Nebius, the Amsterdam-based technology company, has officially released the Nebius Token Factory.
It's a production inference platform, which is particularly designed to launch and optimise open-source and custom AI models at enterprise scale.
Built on Nebius’s AI Cloud 3.0 “Aether” infrastructure, it unifies fine-tuning, inference, and access management with enterprise-grade security and 99.9% uptime.
The recently introduced Token factory supports more than 40 open models that includes DeepSeek, NVIDIA Nemotron, DeepSeek, and OpenAI’s GPT-OSS, and lets customers host their own.
It offers sub-second latency, autoscaling throughput, and transparent cost-per-token tracking.
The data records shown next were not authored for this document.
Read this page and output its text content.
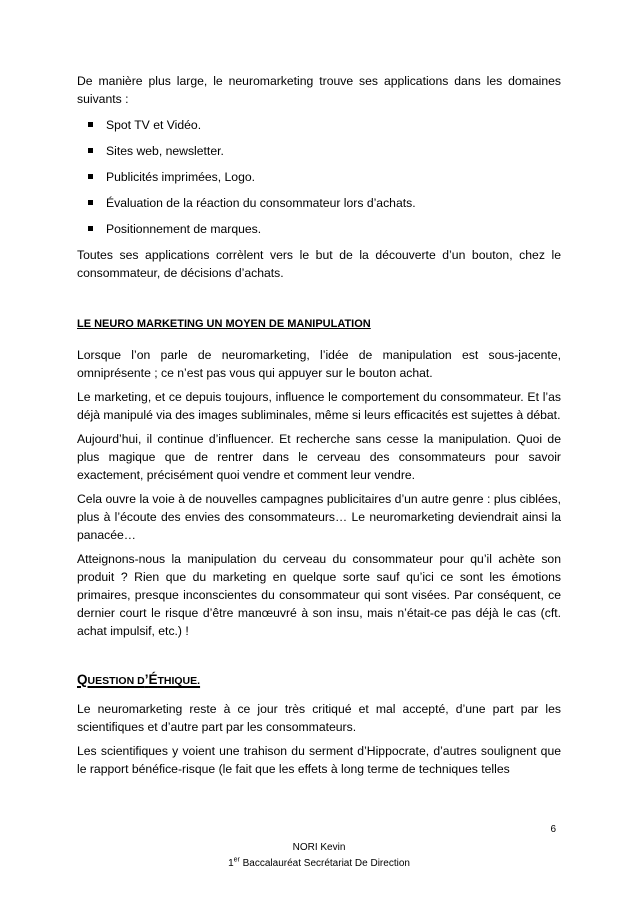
De manière plus large, le neuromarketing trouve ses applications dans les domaines suivants :

Spot TV et Vidéo.
Sites web, newsletter.
Publicités imprimées, Logo.
Évaluation de la réaction du consommateur lors d’achats.
Positionnement de marques.

Toutes ses applications corrèlent vers le but de la découverte d’un bouton, chez le consommateur, de décisions d’achats.

LE NEURO MARKETING UN MOYEN DE MANIPULATION

Lorsque l’on parle de neuromarketing, l’idée de manipulation est sous-jacente, omniprésente ; ce n’est pas vous qui appuyer sur le bouton achat.

Le marketing, et ce depuis toujours, influence le comportement du consommateur. Et l’as déjà manipulé via des images subliminales, même si leurs efficacités est sujettes à débat.

Aujourd’hui, il continue d’influencer. Et recherche sans cesse la manipulation. Quoi de plus magique que de rentrer dans le cerveau des consommateurs pour savoir exactement, précisément quoi vendre et comment leur vendre.

Cela ouvre la voie à de nouvelles campagnes publicitaires d’un autre genre : plus ciblées, plus à l’écoute des envies des consommateurs… Le neuromarketing deviendrait ainsi la panacée…

Atteignons-nous la manipulation du cerveau du consommateur pour qu’il achète son produit ? Rien que du marketing en quelque sorte sauf qu’ici ce sont les émotions primaires, presque inconscientes du consommateur qui sont visées. Par conséquent, ce dernier court le risque d’être manœuvré à son insu, mais n’était-ce pas déjà le cas (cft. achat impulsif, etc.) !

QUESTION D’ÉTHIQUE.

Le neuromarketing reste à ce jour très critiqué et mal accepté, d’une part par les scientifiques et d’autre part par les consommateurs.

Les scientifiques y voient une trahison du serment d’Hippocrate, d’autres soulignent que le rapport bénéfice-risque (le fait que les effets à long terme de techniques telles

6
NORI Kevin
1er Baccalauréat Secrétariat De Direction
The platform simplifies the post-training lifecycle, turning open-source model weights into optimized, production-ready systems with nearly 70% reduced inference costs. Incorporated distillation pipelines and fine-tuning allow faster, and improved adaptation of large models to certain business data.
Early adopters that include Prosus, Higgsfield AI, and Hugging Face reported significant performance and cost gains. Prosus has accomplished up to 26× cost reductions and handled 200 billion tokens per day, while Hugging Face appreciated its scalability for developers.
With built-in SSO, team management, auditing, and compliance certifications (SOC 2 Type II, HIPAA, ISO 27001), Nebius Token Factory provides transparent, secure, and efficient AI-powered operations to streamline the process.
Availability
Nebius’s recently launched platform is currently available, upgrading existing Nebius AI Studio users automatically.